Higher exposure to Ocrevus (ocrelizumab) is associated with greater immune B-cell depletion in the blood, and lessened risk of disability progression in patients with relapsing multiple sclerosis (MS) and primary progressive disease (PPMS), according to new research.
The study supporting that finding, “Pharmacokinetics, Pharmacodynamics and Exposure-Response Analyses of Ocrelizumab in Patients With Multiple Sclerosis,” was presented at the 2019 American Academy of Neurology (AAN) Annual Meeting, held in Philadelphia May 4–10. The data were presented by Stephen Hauser, MD, director of the Weill Institute for Neurosciences at the University of California, San Francisco (UCSF).
Ocrevus is an approved treatment marketed by Genentech for patients with relapsing MS and those with PPMS. The therapy is a humanized monoclonal antibody that targets specific immune cells — CD20+ B-cells — and is administered intravenously (600 mg every six months).
In the study, researchers used Phase 2 and 3 clinical trial data to characterize Ocrevus’s pharmacokinetics — its absorption, distribution, metabolism, and excretion in the body — and pharmacodynamics (how the body responds to the therapy).
The team also analyzed exposure-response associations in terms of clinical effectiveness — as assessed through the annualized relapse rate, and 12- and 24-week confirmed disability progression (CDP) — and safety, namely the associated serious adverse side effects, serious infections, and infusion-related reactions.
Researchers created a model accounting for time-dependent Ocrevus’ clearance and patients’ body weight, which accurately described the treatment’s pharmacokinetics in 941 patients with relapsing MS and 482 with PPMS. Exposure to the therapy was 26% higher in patients with relapsing MS under 60 kilograms (kg), and 21% lower in those above 90 kg of body weight versus a 75 kg reference patient.

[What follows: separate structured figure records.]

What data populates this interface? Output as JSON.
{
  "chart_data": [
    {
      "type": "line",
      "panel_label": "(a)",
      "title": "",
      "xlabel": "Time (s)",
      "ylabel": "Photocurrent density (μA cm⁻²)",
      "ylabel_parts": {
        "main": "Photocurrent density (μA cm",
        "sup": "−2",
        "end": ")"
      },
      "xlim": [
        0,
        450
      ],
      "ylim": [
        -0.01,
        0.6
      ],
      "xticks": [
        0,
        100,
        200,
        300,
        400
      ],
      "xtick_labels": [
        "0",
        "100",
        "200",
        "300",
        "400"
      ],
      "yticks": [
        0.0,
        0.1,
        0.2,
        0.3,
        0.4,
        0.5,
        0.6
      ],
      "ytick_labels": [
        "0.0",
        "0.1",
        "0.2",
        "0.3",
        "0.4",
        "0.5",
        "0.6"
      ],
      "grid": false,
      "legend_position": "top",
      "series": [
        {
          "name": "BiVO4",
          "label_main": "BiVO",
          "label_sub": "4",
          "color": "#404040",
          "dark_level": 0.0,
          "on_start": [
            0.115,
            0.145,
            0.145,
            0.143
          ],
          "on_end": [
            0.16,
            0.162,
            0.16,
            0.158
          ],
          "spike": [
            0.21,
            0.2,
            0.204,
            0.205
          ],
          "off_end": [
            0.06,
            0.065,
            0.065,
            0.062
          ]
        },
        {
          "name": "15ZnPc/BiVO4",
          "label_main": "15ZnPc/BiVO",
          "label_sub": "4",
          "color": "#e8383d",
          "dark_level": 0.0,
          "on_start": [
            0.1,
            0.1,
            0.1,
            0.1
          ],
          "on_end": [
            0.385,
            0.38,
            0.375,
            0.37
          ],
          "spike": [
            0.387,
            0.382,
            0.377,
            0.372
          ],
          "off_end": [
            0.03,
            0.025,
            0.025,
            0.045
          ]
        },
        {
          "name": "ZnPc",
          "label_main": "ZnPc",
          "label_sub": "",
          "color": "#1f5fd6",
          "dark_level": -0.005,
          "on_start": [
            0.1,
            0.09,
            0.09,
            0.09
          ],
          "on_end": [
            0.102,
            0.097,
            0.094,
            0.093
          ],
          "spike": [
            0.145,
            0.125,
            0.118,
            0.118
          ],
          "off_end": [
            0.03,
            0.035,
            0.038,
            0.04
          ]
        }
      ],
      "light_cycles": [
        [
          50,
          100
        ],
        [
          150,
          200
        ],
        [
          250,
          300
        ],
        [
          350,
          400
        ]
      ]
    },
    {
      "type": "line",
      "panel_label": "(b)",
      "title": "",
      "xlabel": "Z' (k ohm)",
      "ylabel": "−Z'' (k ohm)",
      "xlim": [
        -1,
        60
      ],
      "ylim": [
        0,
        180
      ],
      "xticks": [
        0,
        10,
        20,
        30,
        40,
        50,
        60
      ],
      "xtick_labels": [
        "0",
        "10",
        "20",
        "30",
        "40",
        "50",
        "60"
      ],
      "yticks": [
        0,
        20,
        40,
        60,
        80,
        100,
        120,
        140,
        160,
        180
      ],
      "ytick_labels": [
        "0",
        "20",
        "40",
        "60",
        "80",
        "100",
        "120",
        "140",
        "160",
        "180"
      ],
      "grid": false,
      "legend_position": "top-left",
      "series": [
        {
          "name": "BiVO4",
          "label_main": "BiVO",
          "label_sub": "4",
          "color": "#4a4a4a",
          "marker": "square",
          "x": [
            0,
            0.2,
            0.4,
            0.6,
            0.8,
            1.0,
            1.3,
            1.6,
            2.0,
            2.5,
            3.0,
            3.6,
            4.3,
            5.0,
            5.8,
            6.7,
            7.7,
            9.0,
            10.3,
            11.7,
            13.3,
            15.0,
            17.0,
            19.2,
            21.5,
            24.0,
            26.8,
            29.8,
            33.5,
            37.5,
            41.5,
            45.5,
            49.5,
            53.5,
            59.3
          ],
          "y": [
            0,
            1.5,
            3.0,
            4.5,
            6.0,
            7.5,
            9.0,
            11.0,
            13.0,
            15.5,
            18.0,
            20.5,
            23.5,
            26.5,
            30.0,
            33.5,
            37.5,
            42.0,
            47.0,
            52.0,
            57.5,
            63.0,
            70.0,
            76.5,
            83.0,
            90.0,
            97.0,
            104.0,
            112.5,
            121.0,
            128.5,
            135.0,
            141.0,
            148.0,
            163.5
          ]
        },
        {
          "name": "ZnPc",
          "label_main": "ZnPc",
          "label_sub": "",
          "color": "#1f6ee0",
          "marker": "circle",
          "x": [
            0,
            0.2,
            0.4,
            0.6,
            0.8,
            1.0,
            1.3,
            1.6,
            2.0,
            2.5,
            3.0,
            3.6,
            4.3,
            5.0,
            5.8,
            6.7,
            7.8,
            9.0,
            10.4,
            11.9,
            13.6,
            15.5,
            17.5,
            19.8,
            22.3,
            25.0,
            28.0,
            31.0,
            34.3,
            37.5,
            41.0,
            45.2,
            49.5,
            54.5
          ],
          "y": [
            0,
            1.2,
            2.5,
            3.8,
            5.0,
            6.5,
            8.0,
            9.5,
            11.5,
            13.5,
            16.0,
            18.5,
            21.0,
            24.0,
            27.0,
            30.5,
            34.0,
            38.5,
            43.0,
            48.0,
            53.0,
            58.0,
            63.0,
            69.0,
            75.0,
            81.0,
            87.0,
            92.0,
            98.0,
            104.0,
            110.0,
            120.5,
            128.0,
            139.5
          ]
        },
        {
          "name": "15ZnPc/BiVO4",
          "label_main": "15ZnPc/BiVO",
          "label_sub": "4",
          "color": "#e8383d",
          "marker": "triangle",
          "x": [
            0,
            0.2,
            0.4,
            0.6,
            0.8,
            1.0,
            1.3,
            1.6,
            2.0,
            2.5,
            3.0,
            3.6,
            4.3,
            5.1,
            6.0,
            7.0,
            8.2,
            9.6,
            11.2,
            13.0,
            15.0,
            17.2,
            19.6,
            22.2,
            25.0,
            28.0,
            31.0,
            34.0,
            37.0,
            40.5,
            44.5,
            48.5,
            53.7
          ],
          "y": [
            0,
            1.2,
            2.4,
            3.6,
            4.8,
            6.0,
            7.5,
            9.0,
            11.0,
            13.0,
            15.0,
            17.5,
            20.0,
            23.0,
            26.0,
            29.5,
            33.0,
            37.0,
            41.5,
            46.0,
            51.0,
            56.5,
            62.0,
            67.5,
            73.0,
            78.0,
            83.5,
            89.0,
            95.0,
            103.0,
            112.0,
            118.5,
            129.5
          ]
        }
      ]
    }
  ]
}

The data further showed that depletion of B-cells — targeted by Ocrevus — correlated with the extent of exposure to the therapy. Although the reduction in relapses was found to be independent of exposure in patients with relapsing MS.
Ocrevus also reduced lesions, assessed through magnetic resonance imaging (MRI), to nearly undetectable levels in relapsing MS and PPMS patients.
“Greater B-cell depletion is observed with higher Ocrevus exposure,” Hauser said, while noting that the “annualized relapse rate and MRI [magnetic resonance imaging] outcomes were not exposure-dependent.”
Results also showed that greater decreases in the risk of 12- and 24-week CDP were associated with higher exposure to Ocrevus in patients with relapsing MS and PPMS, when compared to Rebif (interferon beta-1a, marketed by EMD Serono) and placebo, respectively.
“Lower rates of disability progression were associated with higher ocrelizumab exposure and lower median B-cell levels prior to the next infusion,” Hauser said.
Regarding safety, all safety parameters were similar across patients with different exposure to Ocrevus, suggesting that higher exposure does not seem to increase the likelihood of adverse side effects.
Overall, based on the results, Hauser concluded that “higher Ocrevus exposure and greater B-cell depletion may be important for the control of disability progression,” he said.
In an AAN-related Genentech press release, Hauser emphasized: “These are the first data to show that higher Ocrevus exposure is associated with greater control of disability progression without impacting safety. These analyses … create a compelling case for initiating therapy early in the disease course, and provide important information that clinicians can use to inform treatment decisions.”
Also, the fact researchers saw more pronounced effects in patients with higher Ocrevus exposure could indicate “that the current approved dose is closer to the lower part of the dose-response curve,” the team noted, suggesting that greater responses could be seen with higher Ocrevus doses.
However, Hideki Garren, MD, PhD, global head of MS and neuroimmunology at Genentech, is cautious about the idea of “higher dosing, more benefits.”
“It’s important to remember that the most well-characterized dose … is the [approved] 600 milligram dose — 600 mg every six months. In other words, we think that is enough to reduce lesions, reduce relapses, and reduce disability progression. We’ll certainly look into this data and explore more, but what physicians should follow is the well-characterized and proven dose,” Garren said in an interview with Multiple Sclerosis News Today.
Referring to Hauser’s presentation, Garren emphasized that the data show MS patients “need a robust B-cell suppression to see [Ocrevus effect in] disability progression, and again, disability progression, we believe, underlines all forms of MS,” Garren said.
Of note, six of the researchers involved in the study presented at the AAN meeting are affiliated with Roche, which owns Genentech.